Who’s afraid of Mrs Robinson? The Belgian reception of The Graduate and what it tells about the history of feminism and the media
Mike Nichols’s film The Graduate (1967) was a box office hit when it was released, but the picture remained popular during the following decades and up until today. The film tells the story of the seduction of the young graduate Benjamin (a role played by Dustin Hoffman, whose career was launched by the success of the film) by the much older married Mrs Robinson (played by Anne Bancroft). The songs by Simon and Garfunkel (including the song ‘Mrs Robinson’) have contributed to the iconic status of the movie and its story of an intergenerational sexual affair.
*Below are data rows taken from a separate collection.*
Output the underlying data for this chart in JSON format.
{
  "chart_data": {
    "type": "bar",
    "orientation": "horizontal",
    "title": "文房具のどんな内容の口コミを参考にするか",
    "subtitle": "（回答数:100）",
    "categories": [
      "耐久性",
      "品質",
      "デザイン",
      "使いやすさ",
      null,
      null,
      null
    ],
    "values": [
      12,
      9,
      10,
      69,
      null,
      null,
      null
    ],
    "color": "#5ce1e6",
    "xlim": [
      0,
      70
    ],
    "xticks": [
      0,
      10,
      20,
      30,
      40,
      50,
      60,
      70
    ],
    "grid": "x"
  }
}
Contemporaries interpreted the film as a satirical commentary upon American society, including the relations between the sexes, sexual mores, and the superficiality and ‘phoniness’ of human relations in a capitalist society. The film director was at that point mainly known for his earlier film adaptation of Edward Albee’s play Who’s Afraid of Virginia Woolf? (1966, starring Elizabeth Taylor and Richard Burton), that was also seen as a cinematic exploration and pitiless dissection of the deplorable state of wedded life of the American bourgeois couple. In Belgian reviews of The Graduate too, such themes and topics surfaced, and commentators recognized the angry young man as well as the bored middleclass suburban housewife who transformed into a sexual predator. The film incited discussions on female emancipation and sexual liberation, in which Belgian developments were mirrored as well as contrasted with ‘American’ conditions. In these reviews, the medium ‘film’ and the role of Hollywood in encouraging or producing societal trends such as the ‘war of the sexes’ or the obsession with individual self-expression and sexual gratification were also often explicitly addressed. Talking about the press reviews of The Graduate offers a way to address the specific Belgian history of feminism and its representation in newspapers (from the late 1960s onwards), while situating it within a much wider, international history of women’s emancipation and the role of media.